Samarinda – Taman Tepian depan Kantor Gubernur Kaltim akan kembali difungsikan. Para pedagang kaki lima (PKL) diperkenankan kembali berjualan sesuai arahan Pemerintah Kota (Pemkot) Samarinda mulai 20 November 2021 mendatang.

Bertahun-tahun sebelumnya, taman tersebut memang merupakan tempat aktivitas harian sekitar 130 PKL. Namun semenjak kepemimpinan Wali Kota Samarinda Andi Harun, taman tersebut ditata dan aktivitas PKL di tepian ditutup.
Namun dengan dibukanya kesempatan bagi para PKL ini bukan berarti mengesampingkan RTH yang ada. Bahkan dari banyak stan dagangan PKL yang berjualan sebelumnya, Pemkot menetapkan jumlah rombong yang boleh berdiri yakni 27 stan saja.

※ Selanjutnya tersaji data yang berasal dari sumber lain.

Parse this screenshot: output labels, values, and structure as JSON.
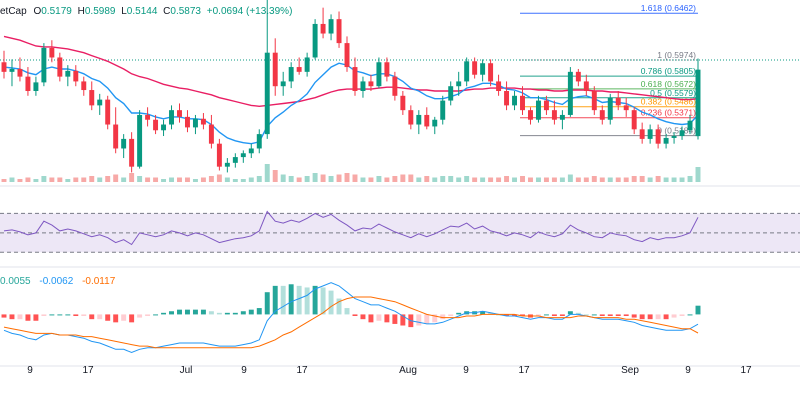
{
  "header": {
    "symbol": "etCap",
    "open_label": "O",
    "open": "0.5179",
    "high_label": "H",
    "high": "0.5989",
    "low_label": "L",
    "low": "0.5144",
    "close_label": "C",
    "close": "0.5873",
    "change": "+0.0694 (+13.39%)"
  },
  "colors": {
    "up": "#089981",
    "down": "#f23645",
    "vol_up": "#9fd8cd",
    "vol_down": "#f7a9a7",
    "ema_fast": "#2196f3",
    "ema_slow": "#e91e63",
    "rsi": "#7e57c2",
    "rsi_band": "#ede7f6",
    "macd": "#2196f3",
    "signal": "#ff6d00",
    "hist_up_strong": "#26a69a",
    "hist_up_weak": "#b2dfdb",
    "hist_down_strong": "#ff5252",
    "hist_down_weak": "#ffcdd2",
    "fib_1618": "#2962ff",
    "fib_1": "#787b86",
    "fib_0786": "#089981",
    "fib_0618": "#4caf50",
    "fib_05": "#089981",
    "fib_0382": "#ff9800",
    "fib_0236": "#f23645",
    "fib_0": "#787b86"
  },
  "macd_legend": {
    "hist": "0.0055",
    "macd": "-0.0062",
    "signal": "-0.0117"
  },
  "chart_data": {
    "type": "candlestick",
    "x_ticks": [
      "9",
      "17",
      "Jul",
      "9",
      "17",
      "Aug",
      "9",
      "17",
      "Sep",
      "9",
      "17"
    ],
    "price_ylim": [
      0.47,
      0.66
    ],
    "candles": [
      [
        0.595,
        0.607,
        0.578,
        0.585
      ],
      [
        0.585,
        0.598,
        0.57,
        0.588
      ],
      [
        0.588,
        0.6,
        0.575,
        0.58
      ],
      [
        0.58,
        0.59,
        0.56,
        0.565
      ],
      [
        0.565,
        0.58,
        0.56,
        0.574
      ],
      [
        0.574,
        0.615,
        0.57,
        0.61
      ],
      [
        0.61,
        0.618,
        0.595,
        0.6
      ],
      [
        0.6,
        0.605,
        0.575,
        0.58
      ],
      [
        0.58,
        0.592,
        0.57,
        0.586
      ],
      [
        0.586,
        0.592,
        0.57,
        0.575
      ],
      [
        0.575,
        0.58,
        0.56,
        0.566
      ],
      [
        0.566,
        0.575,
        0.545,
        0.55
      ],
      [
        0.55,
        0.562,
        0.54,
        0.556
      ],
      [
        0.556,
        0.56,
        0.525,
        0.53
      ],
      [
        0.53,
        0.548,
        0.5,
        0.505
      ],
      [
        0.505,
        0.52,
        0.495,
        0.515
      ],
      [
        0.515,
        0.522,
        0.48,
        0.486
      ],
      [
        0.486,
        0.545,
        0.484,
        0.54
      ],
      [
        0.54,
        0.548,
        0.528,
        0.535
      ],
      [
        0.535,
        0.54,
        0.52,
        0.524
      ],
      [
        0.524,
        0.535,
        0.518,
        0.53
      ],
      [
        0.53,
        0.55,
        0.525,
        0.545
      ],
      [
        0.545,
        0.552,
        0.532,
        0.538
      ],
      [
        0.538,
        0.545,
        0.522,
        0.527
      ],
      [
        0.527,
        0.54,
        0.52,
        0.536
      ],
      [
        0.536,
        0.542,
        0.525,
        0.53
      ],
      [
        0.53,
        0.54,
        0.505,
        0.51
      ],
      [
        0.51,
        0.515,
        0.482,
        0.486
      ],
      [
        0.486,
        0.495,
        0.48,
        0.49
      ],
      [
        0.49,
        0.5,
        0.485,
        0.496
      ],
      [
        0.496,
        0.503,
        0.49,
        0.5
      ],
      [
        0.5,
        0.51,
        0.495,
        0.505
      ],
      [
        0.505,
        0.525,
        0.5,
        0.52
      ],
      [
        0.52,
        0.66,
        0.515,
        0.605
      ],
      [
        0.605,
        0.62,
        0.56,
        0.57
      ],
      [
        0.57,
        0.585,
        0.56,
        0.575
      ],
      [
        0.575,
        0.595,
        0.568,
        0.59
      ],
      [
        0.59,
        0.6,
        0.582,
        0.585
      ],
      [
        0.585,
        0.605,
        0.58,
        0.6
      ],
      [
        0.6,
        0.64,
        0.598,
        0.635
      ],
      [
        0.635,
        0.652,
        0.62,
        0.625
      ],
      [
        0.625,
        0.645,
        0.618,
        0.64
      ],
      [
        0.64,
        0.648,
        0.61,
        0.615
      ],
      [
        0.615,
        0.622,
        0.585,
        0.59
      ],
      [
        0.59,
        0.6,
        0.56,
        0.565
      ],
      [
        0.565,
        0.58,
        0.558,
        0.575
      ],
      [
        0.575,
        0.582,
        0.565,
        0.57
      ],
      [
        0.57,
        0.6,
        0.568,
        0.595
      ],
      [
        0.595,
        0.6,
        0.575,
        0.58
      ],
      [
        0.58,
        0.585,
        0.555,
        0.56
      ],
      [
        0.56,
        0.565,
        0.54,
        0.545
      ],
      [
        0.545,
        0.55,
        0.525,
        0.53
      ],
      [
        0.53,
        0.545,
        0.52,
        0.54
      ],
      [
        0.54,
        0.548,
        0.525,
        0.528
      ],
      [
        0.528,
        0.538,
        0.52,
        0.535
      ],
      [
        0.535,
        0.56,
        0.53,
        0.555
      ],
      [
        0.555,
        0.575,
        0.55,
        0.57
      ],
      [
        0.57,
        0.585,
        0.56,
        0.575
      ],
      [
        0.575,
        0.6,
        0.57,
        0.596
      ],
      [
        0.596,
        0.6,
        0.578,
        0.582
      ],
      [
        0.582,
        0.598,
        0.575,
        0.594
      ],
      [
        0.594,
        0.598,
        0.57,
        0.575
      ],
      [
        0.575,
        0.582,
        0.56,
        0.565
      ],
      [
        0.565,
        0.575,
        0.545,
        0.55
      ],
      [
        0.55,
        0.565,
        0.545,
        0.56
      ],
      [
        0.56,
        0.57,
        0.54,
        0.545
      ],
      [
        0.545,
        0.548,
        0.53,
        0.535
      ],
      [
        0.535,
        0.56,
        0.532,
        0.555
      ],
      [
        0.555,
        0.56,
        0.54,
        0.545
      ],
      [
        0.545,
        0.555,
        0.53,
        0.535
      ],
      [
        0.535,
        0.545,
        0.525,
        0.54
      ],
      [
        0.54,
        0.59,
        0.538,
        0.585
      ],
      [
        0.585,
        0.588,
        0.57,
        0.575
      ],
      [
        0.575,
        0.582,
        0.56,
        0.565
      ],
      [
        0.565,
        0.57,
        0.54,
        0.545
      ],
      [
        0.545,
        0.55,
        0.53,
        0.535
      ],
      [
        0.535,
        0.562,
        0.53,
        0.558
      ],
      [
        0.558,
        0.565,
        0.545,
        0.55
      ],
      [
        0.55,
        0.558,
        0.538,
        0.545
      ],
      [
        0.545,
        0.548,
        0.52,
        0.525
      ],
      [
        0.525,
        0.532,
        0.51,
        0.515
      ],
      [
        0.515,
        0.53,
        0.51,
        0.525
      ],
      [
        0.525,
        0.53,
        0.505,
        0.51
      ],
      [
        0.51,
        0.52,
        0.505,
        0.516
      ],
      [
        0.516,
        0.522,
        0.51,
        0.518
      ],
      [
        0.518,
        0.528,
        0.514,
        0.524
      ],
      [
        0.524,
        0.54,
        0.52,
        0.534
      ],
      [
        0.5179,
        0.5989,
        0.5144,
        0.5873
      ]
    ],
    "volumes": [
      2,
      3,
      2,
      3,
      2,
      4,
      3,
      3,
      2,
      3,
      3,
      4,
      3,
      4,
      5,
      3,
      6,
      4,
      3,
      3,
      2,
      3,
      3,
      3,
      2,
      3,
      4,
      5,
      3,
      2,
      2,
      3,
      4,
      12,
      8,
      5,
      4,
      3,
      4,
      6,
      5,
      4,
      5,
      6,
      5,
      3,
      3,
      4,
      3,
      4,
      5,
      5,
      3,
      4,
      3,
      4,
      4,
      3,
      4,
      3,
      3,
      3,
      3,
      4,
      3,
      4,
      3,
      3,
      3,
      3,
      3,
      5,
      3,
      3,
      4,
      3,
      3,
      3,
      3,
      4,
      4,
      3,
      4,
      3,
      3,
      3,
      4,
      10
    ],
    "rsi_ylim": [
      20,
      90
    ],
    "rsi": [
      52,
      53,
      51,
      48,
      50,
      62,
      58,
      52,
      54,
      52,
      49,
      46,
      48,
      45,
      40,
      43,
      38,
      50,
      48,
      46,
      48,
      52,
      50,
      47,
      50,
      48,
      44,
      40,
      42,
      44,
      45,
      47,
      52,
      72,
      62,
      60,
      63,
      61,
      65,
      70,
      66,
      69,
      63,
      58,
      52,
      55,
      54,
      59,
      55,
      51,
      48,
      45,
      49,
      46,
      49,
      53,
      57,
      56,
      60,
      54,
      57,
      52,
      50,
      47,
      50,
      48,
      45,
      51,
      48,
      46,
      49,
      58,
      53,
      50,
      46,
      45,
      50,
      48,
      47,
      43,
      41,
      45,
      43,
      45,
      45,
      47,
      50,
      66
    ],
    "rsi_levels": [
      70,
      50,
      30
    ],
    "macd_ylim": [
      -0.03,
      0.028
    ],
    "macd": [
      -0.01,
      -0.012,
      -0.013,
      -0.015,
      -0.016,
      -0.013,
      -0.012,
      -0.013,
      -0.013,
      -0.014,
      -0.015,
      -0.017,
      -0.018,
      -0.02,
      -0.022,
      -0.022,
      -0.024,
      -0.022,
      -0.021,
      -0.021,
      -0.02,
      -0.019,
      -0.018,
      -0.018,
      -0.018,
      -0.018,
      -0.019,
      -0.02,
      -0.02,
      -0.02,
      -0.019,
      -0.018,
      -0.016,
      -0.004,
      0.002,
      0.005,
      0.008,
      0.01,
      0.012,
      0.016,
      0.018,
      0.02,
      0.018,
      0.014,
      0.01,
      0.008,
      0.006,
      0.006,
      0.004,
      0.002,
      -0.001,
      -0.004,
      -0.005,
      -0.006,
      -0.006,
      -0.005,
      -0.003,
      -0.001,
      0.001,
      0.001,
      0.002,
      0.001,
      0.0,
      -0.001,
      -0.001,
      -0.002,
      -0.003,
      -0.002,
      -0.002,
      -0.003,
      -0.003,
      0.0,
      0.0,
      -0.001,
      -0.002,
      -0.003,
      -0.003,
      -0.003,
      -0.004,
      -0.005,
      -0.007,
      -0.008,
      -0.009,
      -0.01,
      -0.01,
      -0.01,
      -0.009,
      -0.0062
    ],
    "signal": [
      -0.008,
      -0.009,
      -0.01,
      -0.011,
      -0.012,
      -0.012,
      -0.012,
      -0.013,
      -0.013,
      -0.013,
      -0.014,
      -0.014,
      -0.015,
      -0.016,
      -0.017,
      -0.018,
      -0.019,
      -0.02,
      -0.02,
      -0.021,
      -0.021,
      -0.021,
      -0.021,
      -0.021,
      -0.021,
      -0.021,
      -0.021,
      -0.021,
      -0.021,
      -0.021,
      -0.021,
      -0.021,
      -0.02,
      -0.018,
      -0.016,
      -0.013,
      -0.011,
      -0.008,
      -0.005,
      -0.002,
      0.001,
      0.005,
      0.008,
      0.01,
      0.011,
      0.011,
      0.011,
      0.01,
      0.009,
      0.008,
      0.006,
      0.004,
      0.002,
      0.0,
      -0.001,
      -0.002,
      -0.002,
      -0.002,
      -0.001,
      -0.001,
      0.0,
      0.0,
      0.0,
      0.0,
      0.0,
      -0.001,
      -0.001,
      -0.001,
      -0.002,
      -0.002,
      -0.002,
      -0.002,
      -0.001,
      -0.001,
      -0.002,
      -0.002,
      -0.002,
      -0.002,
      -0.003,
      -0.003,
      -0.004,
      -0.005,
      -0.006,
      -0.007,
      -0.008,
      -0.009,
      -0.009,
      -0.0117
    ],
    "ema_fast": [
      0.59,
      0.589,
      0.588,
      0.584,
      0.582,
      0.588,
      0.59,
      0.588,
      0.588,
      0.586,
      0.583,
      0.578,
      0.575,
      0.568,
      0.558,
      0.552,
      0.542,
      0.542,
      0.541,
      0.538,
      0.536,
      0.538,
      0.538,
      0.536,
      0.536,
      0.535,
      0.53,
      0.522,
      0.516,
      0.513,
      0.511,
      0.51,
      0.512,
      0.528,
      0.537,
      0.543,
      0.55,
      0.555,
      0.562,
      0.574,
      0.582,
      0.59,
      0.594,
      0.592,
      0.586,
      0.584,
      0.581,
      0.583,
      0.583,
      0.58,
      0.575,
      0.568,
      0.565,
      0.56,
      0.557,
      0.557,
      0.559,
      0.562,
      0.568,
      0.57,
      0.573,
      0.573,
      0.571,
      0.567,
      0.566,
      0.563,
      0.558,
      0.558,
      0.556,
      0.553,
      0.551,
      0.557,
      0.559,
      0.56,
      0.557,
      0.553,
      0.554,
      0.553,
      0.552,
      0.548,
      0.543,
      0.54,
      0.536,
      0.533,
      0.531,
      0.53,
      0.531,
      0.54
    ],
    "ema_slow": [
      0.622,
      0.62,
      0.618,
      0.615,
      0.612,
      0.611,
      0.611,
      0.61,
      0.609,
      0.607,
      0.605,
      0.602,
      0.599,
      0.596,
      0.592,
      0.588,
      0.583,
      0.58,
      0.578,
      0.575,
      0.572,
      0.57,
      0.568,
      0.567,
      0.565,
      0.563,
      0.561,
      0.558,
      0.556,
      0.554,
      0.552,
      0.55,
      0.549,
      0.55,
      0.551,
      0.552,
      0.553,
      0.554,
      0.556,
      0.558,
      0.561,
      0.564,
      0.566,
      0.567,
      0.567,
      0.567,
      0.567,
      0.568,
      0.569,
      0.569,
      0.568,
      0.567,
      0.566,
      0.566,
      0.565,
      0.565,
      0.565,
      0.565,
      0.566,
      0.567,
      0.567,
      0.568,
      0.568,
      0.568,
      0.568,
      0.567,
      0.567,
      0.566,
      0.566,
      0.565,
      0.565,
      0.566,
      0.566,
      0.566,
      0.565,
      0.565,
      0.564,
      0.564,
      0.563,
      0.562,
      0.561,
      0.56,
      0.559,
      0.558,
      0.557,
      0.556,
      0.556,
      0.557
    ],
    "fib_levels": [
      {
        "label": "1.618 (0.6462)",
        "value": 0.6462,
        "color_key": "fib_1618"
      },
      {
        "label": "1 (0.5974)",
        "value": 0.5974,
        "color_key": "fib_1"
      },
      {
        "label": "0.786 (0.5805)",
        "value": 0.5805,
        "color_key": "fib_0786"
      },
      {
        "label": "0.618 (0.5672)",
        "value": 0.5672,
        "color_key": "fib_0618"
      },
      {
        "label": "0.5 (0.5579)",
        "value": 0.5579,
        "color_key": "fib_05"
      },
      {
        "label": "0.382 (0.5486)",
        "value": 0.5486,
        "color_key": "fib_0382"
      },
      {
        "label": "0.236 (0.5371)",
        "value": 0.5371,
        "color_key": "fib_0236"
      },
      {
        "label": "0 (0.5184)",
        "value": 0.5184,
        "color_key": "fib_0"
      }
    ]
  }
}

“Kami ingin membuka kembali PKL di Taman Tepian. Tapi RTH tidak dikesampingkan. Jadi kalau kemarin 130 jadi 27 itu artinya kami sangat menekankan fungsi RTH, menjadi taman dan memberikan rasa aman. Jangan sampai juga dengan adanya PKL menghilangkan fungsi utama tersebut,” ungkap Wakil Wali Kota Samarinda Rusmadi Wongso, Kamis (11/11/2021).
“Jadi kami putuskan rencananya 20 November 2021. Ini akan buka kembali,” tambah Rusmadi.
Ditegaskannya, Taman Tepian memang dibuka setiap hari, namun untuk jam operasional tetap mengacu pada instruksi Wali Kota Samarinda tentang PPKM Level 2 yakni tutup jam 21.30 Wita.
“Kami harapkan Covid-19 juga sudah tidak ada lagi. Untuk jam operasional mengacu dengan status PPKM Level 2. Berdasarkan instruksi wali kota, tutup masih jam 21.30 Wita. Jadi jam operasi 16.00-21.30 Wita,” jelas Ketua Ikapakarti Kaltim itu.
Selain itu, Pemkot Samarinda juga memberikan sejumlah rombong, meja dan kursi untuk kepentingan para PKL yang didukung oleh corporate social responsibility (CSR) Bankaltimtara.
“Rombong sebanyak 27 unit, meja berdiri 33 buah, meja lesehan 12 buah. Bantuan dari Bankaltimtara melalui CSR. Besok diberikan ke Dinas Koperasi, baru diserahkan ke Ikatan Pedagang Tepian Mahakam (IPTM), Senin,” bebernya.

Sementara itu, Penanggung Jawab IPTM Heldy mengatakan keputusan kembali berjualannya para PKL dengan kuota 27 rombong merupakan kesepakatan bersama.
“Dan kami berharap rombong CSR Bankaltimtara segera diberikan kepada pedagang. Kita juga akan terus mengontrol secara langsung, apakah digunakan sesuai fungsinya atau tidak,” kata Heldy.
Heldy menjelaskan pedagang terdiri dari 27 kelompok, secara keseluruhan sebenarnya 97 orang. Satu kelompok (rombong) ada sampai 3 orang yang berjualan sesuai bidangnya masing-masing. Setiap satu kelompok itu jualannya berbeda-beda di dua segmen.
Segmen pertama di depan Kantor Gubernur sebanyak 12 rombong, menggunakan meja lesehan. Segmen kedua ada 15 rombong di depan Kantor PLN dengan pola cafe, sebab memakai meja tinggi dan kursi.
“Mudah-mudahan bisa terwujud dan pedagang Tepian Mahakam ini bisa menjadi pionir. Menjadi percontohan buat PKL lain, karena Pemkot benar-benar mau membina PKL dengan baik,” harap Heldy.